Big Man gets water as a big pig eats dinner at dusk.
The first piglets of 2012 have arrived.  Scar had a litter last Saturday in the wee hours (she is now two for three in delivering during a power outage), such that I found her Saturday morning with eight new little ones.  Seven of them made it through the first three days of their lives.  The First Three Days are viewed, by us, as a sort of gray area where they aren't really piglets yet, merely almost-alive potentialities.  For the first three days or so, piglets can't produce their own body heat, nor do they possess much in the way of rational thought, and it is not uncommon for them to wander into cold corners and curl up for a nap, and either fade back into non-piglets or get snatched up by a watchful farmer to be brought indoors for a couple hours of warming up on the hearth.  Likewise, their need for warmth can lead them to burrow too deep into hay or under the sow, who, upon slightly readjusting her significant heft, swiftly snuffs out the life-to-be.  They know only "warm sleeping" and "nursing" and they haven't much in their tool kit to assure those things save a watchful sow and a watchful farmer willing to lend a hand when she can.  Mostly, though, you have to trust the mother, and for a 500-pound animal dealing with minute three pound sacks of skin and bone, she usually does exceptionally well.

Piglets in the creep.
For the first few days, we help out by training the piglets to use the creep for all their warm napping purposes, by getting into the farrowing stall and tossing them under the heat lamp in the barred-off corner every time we walk past and they are not nursing.  Most of them get the picture within the first couple days, resulting in happy, warm piglet piles in a corner where the sow cannot smoosh them.  Often the mama pig lays with her nose a bit into the creep, the better to smell her little ones.  The smartest moms will lay with their belly parallel to the creep wall, so the piglets can venture out for short trips to feed and then retreat back into the warmth.  It's a system that's been working well for us so far.

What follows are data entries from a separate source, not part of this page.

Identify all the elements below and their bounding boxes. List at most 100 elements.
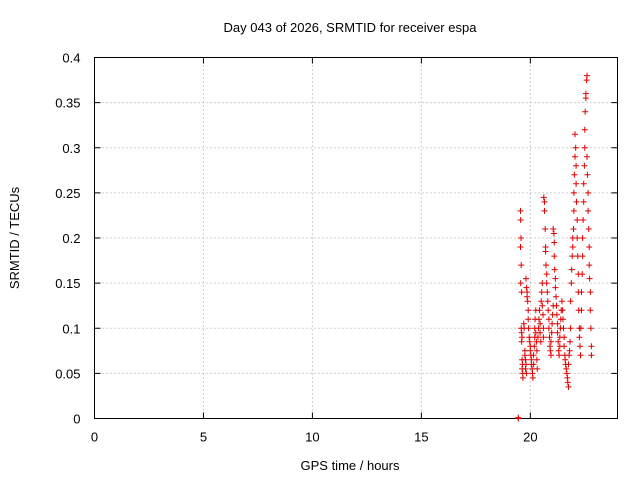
data-point bbox=[534, 365, 541, 372]
data-point bbox=[536, 307, 543, 314]
data-point bbox=[540, 311, 546, 318]
data-point bbox=[584, 171, 591, 178]
data-point bbox=[518, 289, 525, 296]
data-point bbox=[529, 374, 536, 381]
data-point bbox=[522, 365, 529, 372]
x-tick-label: 0 bbox=[91, 430, 98, 445]
data-point bbox=[553, 293, 559, 300]
data-point bbox=[547, 347, 554, 354]
data-point bbox=[525, 307, 532, 314]
data-point bbox=[587, 289, 594, 296]
data-point bbox=[552, 275, 559, 282]
data-point bbox=[561, 334, 568, 341]
data-point bbox=[567, 325, 574, 332]
data-point bbox=[546, 334, 553, 341]
data-point bbox=[573, 198, 580, 205]
data-point bbox=[569, 244, 576, 250]
data-point bbox=[570, 207, 577, 214]
data-point bbox=[574, 235, 581, 241]
y-tick-label: 0.15 bbox=[55, 276, 80, 291]
data-point bbox=[585, 189, 592, 196]
data-point bbox=[536, 316, 542, 323]
y-axis: 0 0.05 0.1 0.15 0.2 0.25 0.3 0.35 0.4 bbox=[55, 51, 618, 427]
data-point bbox=[543, 271, 550, 278]
data-point bbox=[515, 414, 522, 421]
data-point bbox=[517, 207, 524, 214]
data-point bbox=[537, 320, 544, 327]
data-point bbox=[524, 293, 531, 300]
data-point bbox=[576, 334, 583, 341]
data-point bbox=[550, 226, 557, 232]
data-point bbox=[553, 311, 560, 318]
data-point bbox=[584, 153, 590, 160]
data-point bbox=[582, 108, 589, 115]
data-point bbox=[567, 298, 574, 305]
data-point bbox=[524, 298, 531, 305]
data-point bbox=[573, 162, 580, 169]
data-point bbox=[553, 302, 560, 309]
data-point bbox=[538, 298, 545, 305]
data-point bbox=[577, 325, 584, 332]
y-tick-label: 0.3 bbox=[62, 141, 80, 156]
data-point bbox=[517, 280, 524, 287]
y-tick-label: 0.4 bbox=[62, 51, 80, 66]
data-point bbox=[556, 352, 563, 359]
data-point bbox=[579, 253, 586, 260]
data-point bbox=[584, 72, 590, 79]
data-point bbox=[548, 352, 554, 359]
data-point bbox=[565, 361, 572, 368]
data-point bbox=[571, 171, 578, 178]
data-point bbox=[548, 329, 555, 336]
data-point bbox=[541, 198, 548, 205]
data-point bbox=[579, 235, 586, 241]
data-point bbox=[544, 298, 551, 305]
data-point bbox=[567, 338, 573, 345]
data-point bbox=[550, 230, 557, 237]
x-tick-label: 5 bbox=[200, 430, 207, 445]
data-point bbox=[572, 153, 578, 160]
data-point bbox=[579, 271, 586, 278]
data-point bbox=[545, 325, 552, 332]
data-point bbox=[523, 275, 529, 282]
data-point bbox=[585, 226, 592, 232]
data-point bbox=[568, 280, 575, 287]
data-points bbox=[515, 72, 595, 422]
data-point bbox=[570, 189, 577, 196]
data-point bbox=[587, 325, 594, 332]
x-tick-label: 15 bbox=[414, 430, 428, 445]
x-tick-label: 10 bbox=[305, 430, 319, 445]
data-point bbox=[518, 338, 525, 345]
data-point bbox=[551, 253, 558, 260]
y-axis-label: SRMTID / TECUs bbox=[7, 186, 22, 289]
x-tick-label: 20 bbox=[523, 430, 537, 445]
data-point bbox=[560, 325, 567, 332]
data-point bbox=[544, 289, 551, 296]
data-point bbox=[525, 316, 532, 323]
y-tick-label: 0.25 bbox=[55, 186, 80, 201]
data-point bbox=[518, 235, 524, 241]
data-point bbox=[577, 343, 583, 350]
data-point bbox=[559, 307, 566, 314]
data-point bbox=[523, 284, 530, 291]
x-axis: 0 5 10 15 20 bbox=[91, 57, 538, 445]
data-point bbox=[517, 244, 524, 250]
data-point bbox=[538, 289, 545, 296]
data-point bbox=[530, 352, 537, 359]
data-point bbox=[541, 207, 548, 214]
data-point bbox=[543, 280, 550, 287]
data-point bbox=[558, 298, 565, 305]
data-point bbox=[537, 338, 544, 345]
data-point bbox=[565, 383, 572, 390]
data-point bbox=[570, 226, 577, 232]
data-point bbox=[545, 316, 552, 323]
data-point bbox=[518, 262, 525, 269]
data-point bbox=[568, 266, 575, 273]
data-point bbox=[588, 352, 595, 359]
data-point bbox=[586, 262, 593, 269]
data-point bbox=[554, 320, 561, 327]
data-point bbox=[587, 307, 594, 314]
chart-title: Day 043 of 2026, SRMTID for receiver esp… bbox=[224, 20, 478, 35]
data-point bbox=[582, 90, 589, 97]
data-point bbox=[555, 338, 562, 345]
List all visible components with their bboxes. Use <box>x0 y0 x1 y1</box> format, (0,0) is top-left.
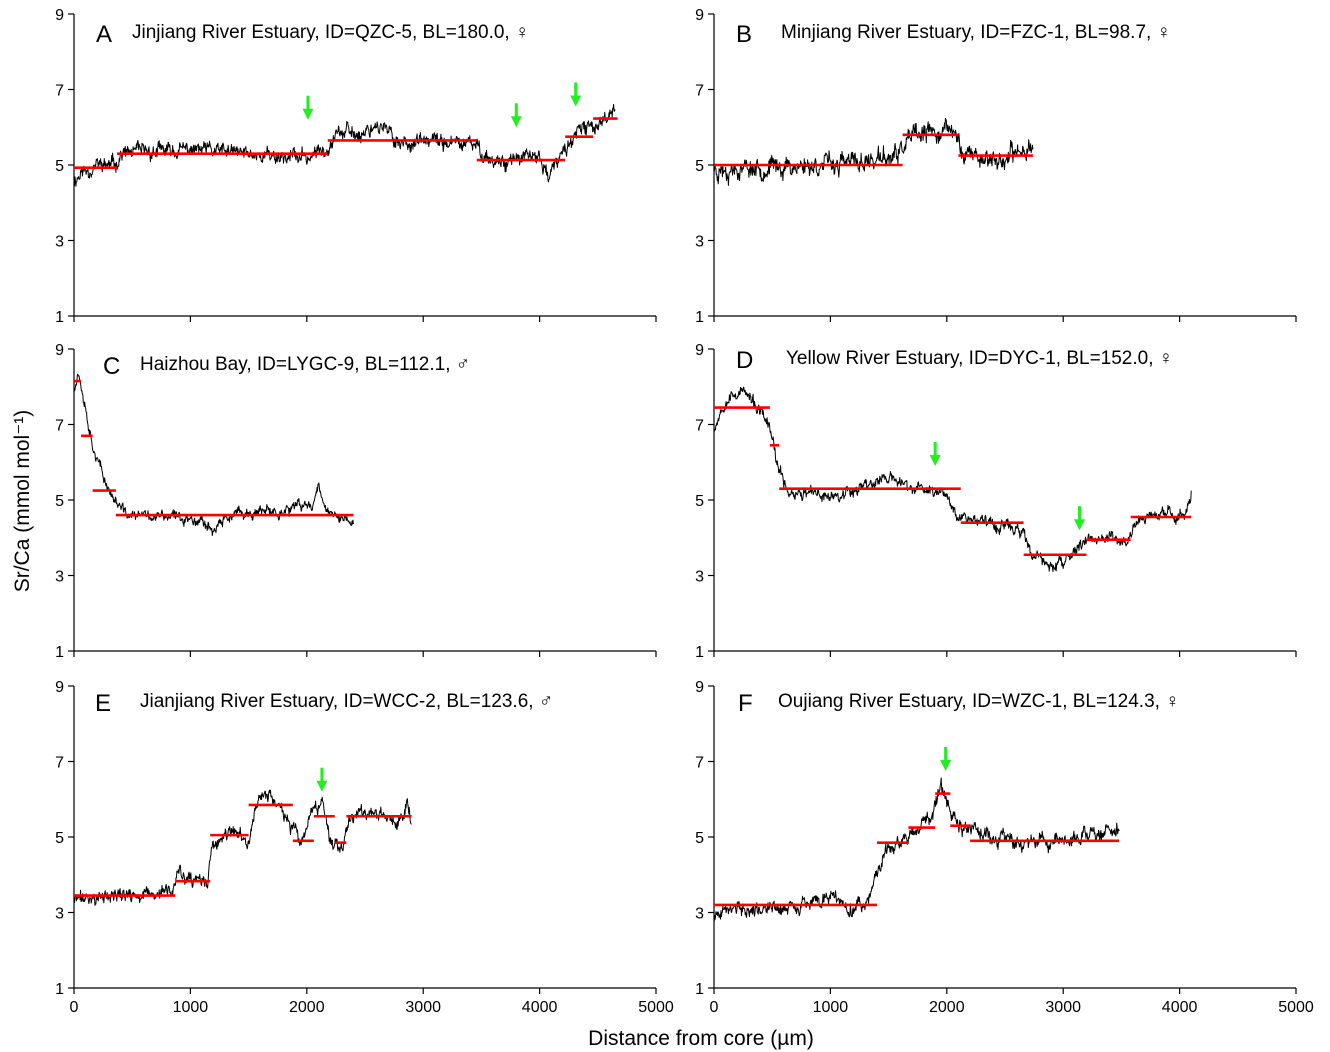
panel-f-xtick-label: 1000 <box>813 999 849 1016</box>
panel-d-ytick-label: 1 <box>695 644 704 661</box>
panel-b-srca-trace <box>713 117 1034 186</box>
panel-c-ytick-label: 1 <box>55 644 64 661</box>
panel-b: 1 3 5 7 9 B Minjiang River Estuary, ID=FZC-1… <box>695 7 1297 326</box>
panel-a: 1 3 5 7 9 A Jinjiang River Estuary, ID=QZC-5… <box>55 7 657 326</box>
panel-a-ytick-label: 5 <box>55 158 64 175</box>
panel-e-ytick-label: 1 <box>55 981 64 998</box>
panel-a-marker-arrow <box>510 103 522 128</box>
panel-e-ytick-label: 3 <box>55 906 64 923</box>
panel-e-xtick-label: 4000 <box>522 999 558 1016</box>
panel-e-srca-trace <box>73 789 412 906</box>
panel-f-xtick-label: 2000 <box>929 999 965 1016</box>
panel-f-ytick-label: 5 <box>695 830 704 847</box>
panel-a-ytick-label: 3 <box>55 234 64 251</box>
panel-b-ytick-label: 7 <box>695 83 704 100</box>
panel-b-title: Minjiang River Estuary, ID=FZC-1, BL=98.… <box>781 22 1171 43</box>
panel-a-marker-arrow <box>570 82 582 107</box>
panel-e-xtick-label: 1000 <box>173 999 209 1016</box>
arrow-head <box>940 759 952 771</box>
panel-a-srca-trace <box>73 103 616 187</box>
panel-b-ytick-label: 1 <box>695 309 704 326</box>
panel-c-title: Haizhou Bay, ID=LYGC-9, BL=112.1, ♂ <box>140 354 470 375</box>
panel-f-ytick-label: 3 <box>695 906 704 923</box>
panel-f-letter: F <box>738 690 753 717</box>
panel-e-ytick-label: 5 <box>55 830 64 847</box>
panel-f: 1 3 5 7 9 0 1000 2000 3000 4000 5000 F Oujiang Riv… <box>695 679 1314 1016</box>
panel-e-xtick-label: 5000 <box>638 999 674 1016</box>
panel-d-ytick-label: 5 <box>695 493 704 510</box>
panel-a-ytick-label: 1 <box>55 309 64 326</box>
panel-d-srca-trace <box>713 386 1192 572</box>
panel-d-ytick-label: 3 <box>695 569 704 586</box>
panel-f-xtick-label: 4000 <box>1162 999 1198 1016</box>
panel-e-xtick-label: 0 <box>70 999 79 1016</box>
panel-c-ytick-label: 7 <box>55 418 64 435</box>
panel-e-title: Jianjiang River Estuary, ID=WCC-2, BL=12… <box>140 691 553 712</box>
panel-d-title: Yellow River Estuary, ID=DYC-1, BL=152.0… <box>786 348 1173 369</box>
panel-c: 1 3 5 7 9 C Haizhou Bay, ID=LYGC-9, BL=112.1… <box>55 342 657 661</box>
panel-e-xtick-label: 2000 <box>289 999 325 1016</box>
panel-f-ytick-label: 7 <box>695 755 704 772</box>
panel-b-ytick-label: 5 <box>695 158 704 175</box>
panel-e-ytick-label: 7 <box>55 755 64 772</box>
panel-f-title: Oujiang River Estuary, ID=WZC-1, BL=124.… <box>778 691 1179 712</box>
panel-c-ytick-label: 9 <box>55 342 64 359</box>
arrow-head <box>929 455 941 467</box>
panel-f-xtick-label: 0 <box>710 999 719 1016</box>
panel-c-ytick-label: 3 <box>55 569 64 586</box>
panel-e: 1 3 5 7 9 0 1000 2000 3000 4000 5000 E Jianjiang R… <box>55 679 674 1016</box>
arrow-head <box>302 108 314 120</box>
panel-f-xtick-label: 5000 <box>1278 999 1314 1016</box>
panel-f-marker-arrow <box>940 746 952 771</box>
panel-e-xtick-label: 3000 <box>405 999 441 1016</box>
panel-a-ytick-label: 9 <box>55 7 64 24</box>
panel-f-ytick-label: 9 <box>695 679 704 696</box>
panel-f-srca-trace <box>713 777 1120 924</box>
y-axis-title: Sr/Ca (mmol mol⁻¹) <box>11 410 34 593</box>
panel-e-ytick-label: 9 <box>55 679 64 696</box>
panel-c-srca-trace <box>73 373 354 537</box>
panel-a-marker-arrow <box>302 95 314 120</box>
panel-b-ytick-label: 9 <box>695 7 704 24</box>
panel-d-marker-arrow <box>1073 506 1085 531</box>
arrow-head <box>1073 519 1085 531</box>
panel-a-ytick-label: 7 <box>55 83 64 100</box>
arrow-head <box>570 95 582 107</box>
panel-d: 1 3 5 7 9 D Yellow River Estuary, ID=DYC-1, … <box>695 342 1297 661</box>
panel-d-ytick-label: 7 <box>695 418 704 435</box>
panel-d-letter: D <box>736 347 753 374</box>
panel-e-letter: E <box>95 690 111 717</box>
panel-c-letter: C <box>103 353 120 380</box>
x-axis-title: Distance from core (µm) <box>588 1027 814 1050</box>
panel-e-marker-arrow <box>316 767 328 792</box>
panel-b-ytick-label: 3 <box>695 234 704 251</box>
panel-d-ytick-label: 9 <box>695 342 704 359</box>
arrow-head <box>510 116 522 128</box>
panel-f-xtick-label: 3000 <box>1045 999 1081 1016</box>
panel-c-ytick-label: 5 <box>55 493 64 510</box>
panel-a-title: Jinjiang River Estuary, ID=QZC-5, BL=180… <box>132 22 529 43</box>
arrow-head <box>316 780 328 792</box>
panel-a-letter: A <box>96 21 112 48</box>
panel-d-marker-arrow <box>929 442 941 467</box>
panel-b-letter: B <box>736 21 752 48</box>
panel-f-ytick-label: 1 <box>695 981 704 998</box>
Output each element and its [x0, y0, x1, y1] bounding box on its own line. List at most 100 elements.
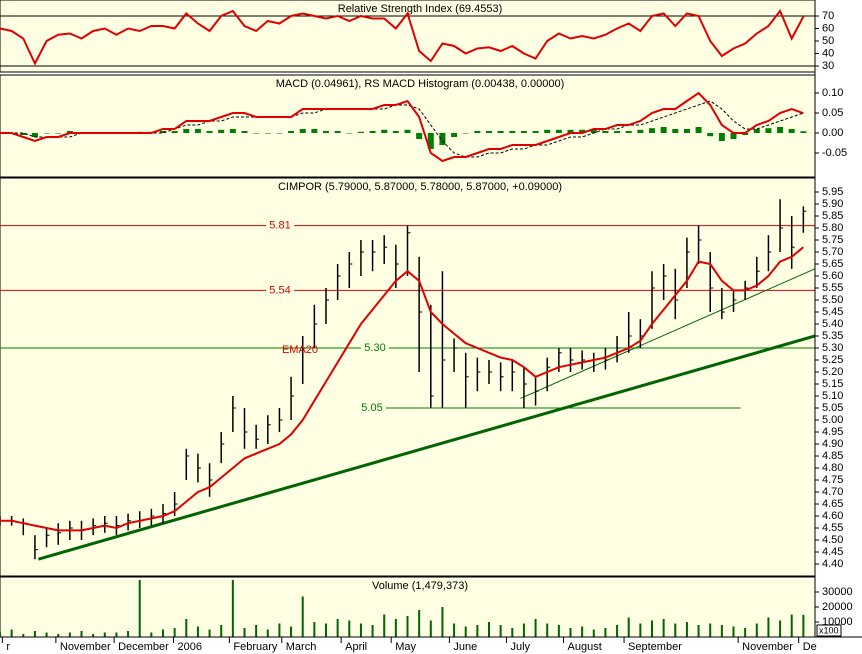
- histogram-bar: [590, 129, 597, 133]
- histogram-bar: [183, 129, 190, 133]
- x-tick-label: June: [453, 641, 477, 653]
- volume-bar: [557, 625, 560, 637]
- histogram-bar: [486, 131, 492, 133]
- volume-bar: [80, 631, 83, 637]
- x-tick-label: April: [345, 641, 367, 653]
- volume-bar: [429, 620, 432, 637]
- volume-bar: [22, 634, 25, 637]
- volume-bar: [581, 626, 584, 637]
- unit-box: [816, 624, 842, 637]
- volume-bar: [115, 632, 118, 637]
- x-tick-label: November: [742, 641, 793, 653]
- volume-bar: [453, 623, 456, 637]
- y-tick-label: 5.35: [822, 330, 843, 342]
- histogram-bar: [427, 133, 434, 149]
- volume-bar: [488, 622, 490, 637]
- x-tick-label: r: [6, 641, 10, 653]
- histogram-bar: [323, 131, 329, 133]
- histogram-bar: [777, 127, 784, 133]
- x-tick-label: November: [60, 641, 111, 653]
- volume-bar: [569, 628, 572, 637]
- histogram-bar: [229, 129, 236, 133]
- volume-bar: [604, 628, 607, 637]
- volume-bar: [301, 596, 304, 637]
- histogram-bar: [241, 131, 248, 133]
- volume-bar: [290, 626, 293, 637]
- volume-bar: [57, 634, 60, 637]
- axis-unit: x100: [819, 625, 839, 635]
- histogram-bar: [637, 129, 644, 133]
- histogram-bar: [346, 133, 353, 134]
- volume-bar: [744, 628, 747, 637]
- volume-bar: [639, 623, 642, 637]
- histogram-bar: [660, 127, 667, 133]
- volume-bar: [313, 622, 316, 637]
- volume-bar: [371, 625, 374, 637]
- volume-bar: [68, 632, 71, 637]
- histogram-bar: [474, 131, 481, 133]
- volume-bar: [255, 625, 258, 637]
- histogram-bar: [567, 129, 574, 133]
- histogram-bar: [218, 129, 225, 133]
- volume-bar: [674, 623, 677, 637]
- volume-bar: [127, 631, 130, 637]
- pane-title: Volume (1,479,373): [372, 580, 468, 592]
- histogram-bar: [753, 129, 760, 133]
- histogram-bar: [625, 131, 632, 133]
- volume-bar: [441, 607, 444, 637]
- volume-bar: [732, 626, 735, 637]
- y-tick-label: 5.95: [822, 186, 843, 198]
- histogram-bar: [800, 131, 807, 133]
- histogram-bar: [520, 131, 527, 133]
- histogram-bar: [288, 131, 295, 133]
- annotation: EMA20: [282, 344, 318, 356]
- y-tick-label: 5.55: [822, 282, 843, 294]
- histogram-bar: [707, 133, 714, 137]
- histogram-bar: [602, 131, 609, 133]
- histogram-bar: [451, 133, 458, 137]
- volume-bar: [336, 619, 339, 637]
- histogram-bar: [509, 131, 516, 133]
- volume-bar: [499, 625, 502, 637]
- y-tick-label: 50: [822, 35, 834, 47]
- volume-bar: [616, 625, 619, 637]
- volume-bar: [779, 620, 782, 637]
- volume-bar: [534, 619, 537, 637]
- histogram-bar: [160, 131, 166, 133]
- y-tick-label: 0.00: [822, 127, 843, 139]
- volume-bar: [348, 620, 351, 637]
- histogram-bar: [718, 133, 725, 141]
- histogram-bar: [555, 129, 562, 133]
- level-label: 5.54: [269, 284, 290, 296]
- y-tick-label: 40: [822, 47, 834, 59]
- y-tick-label: 70: [822, 10, 834, 22]
- histogram-bar: [532, 131, 539, 133]
- y-tick-label: 5.50: [822, 294, 843, 306]
- x-tick-label: May: [395, 641, 416, 653]
- ema-line: [0, 246, 804, 532]
- volume-bar: [196, 626, 199, 637]
- histogram-bar: [683, 129, 690, 133]
- level-label-bg: [358, 401, 386, 414]
- histogram-bar: [43, 133, 50, 134]
- histogram-bar: [276, 133, 283, 134]
- volume-bar: [383, 614, 386, 637]
- histogram-bar: [579, 129, 586, 133]
- level-label-bg: [361, 341, 389, 354]
- histogram-bar: [357, 131, 364, 133]
- pane-title: CIMPOR (5.79000, 5.87000, 5.78000, 5.870…: [278, 181, 562, 193]
- volume-bar: [103, 632, 106, 637]
- trendline: [520, 268, 816, 399]
- histogram-bar: [544, 129, 551, 133]
- histogram-bar: [299, 129, 306, 133]
- histogram-bar: [194, 129, 201, 133]
- histogram-bar: [614, 131, 621, 133]
- series-line: [0, 9, 805, 66]
- volume-bar: [220, 625, 223, 637]
- x-tick-label: 2006: [177, 641, 201, 653]
- x-tick-label: March: [286, 641, 317, 653]
- x-tick-label: December: [118, 641, 169, 653]
- y-tick-label: 4.65: [822, 498, 843, 510]
- level-label-bg: [266, 219, 294, 232]
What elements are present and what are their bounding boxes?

Sometimes, though, the little things make a big difference.  Spot was in a farrowing stall that had an uneven floor, and she unfortunately got into the habit of wedging her large frame in a narrow valley next to the wall.  Her piglets arrived on Tuesday night, eleven of them, and a combination of her wedging and teetering on a high point resulted in three potentialities swiftly losing their foothold on life (I was away for about an hour with a cold one.  Leaving ten healthy potentials and coming back to seven makes for a rough night).  As soon as we realized the topography was the problem, we threw down nearly half a round bale's worth of hay to smooth things out and stayed up until 3:00 am until we saw that she'd settled down and picked a safer place to sleep.


She lost another one on the second night; it disappeared, we assume, into the hay somewhere (disappeared piglets happen sometimes, which is not pleasing at all, but is just part of the deep bedding way, I suppose).  Another one slipped away on the hearth just now, the same cold piglet from the first night, who never, it seems, figured it out.  Sometimes an almost-piglet or two from a litter is not all there in the head; these are the ones that most often end up crushed, or huddled in a corner.  We don't get that down about those losses; especially with an animal that has such high litter numbers, some of them just aren't made to cut it.

Eleven to six is the worst piglet outcome we've had yet by far, but oddly enough it is about normal, or better, than lots of folks who are raising pigs the way we are.  A local farmer went from fifteen piglets in two litters to three piglets from both litters combined.  Another local farm is pleased when they get four or five survivors from a litter.  Given that this batch was mostly infrastructure/farmer error, I still feel strongly that our way is better for moms, piglets, and herd than farrowing crates.

We have two gilts (lady pigs who have never had piglets) who were bred at the same time as Spot and Scar, but are a month or so behind in gestation.  It will be interesting to experience births with new mothers again, but we are very excited to see what come of them.

Despite the poor showing by winter this year, everyone is ready for some time in the sun.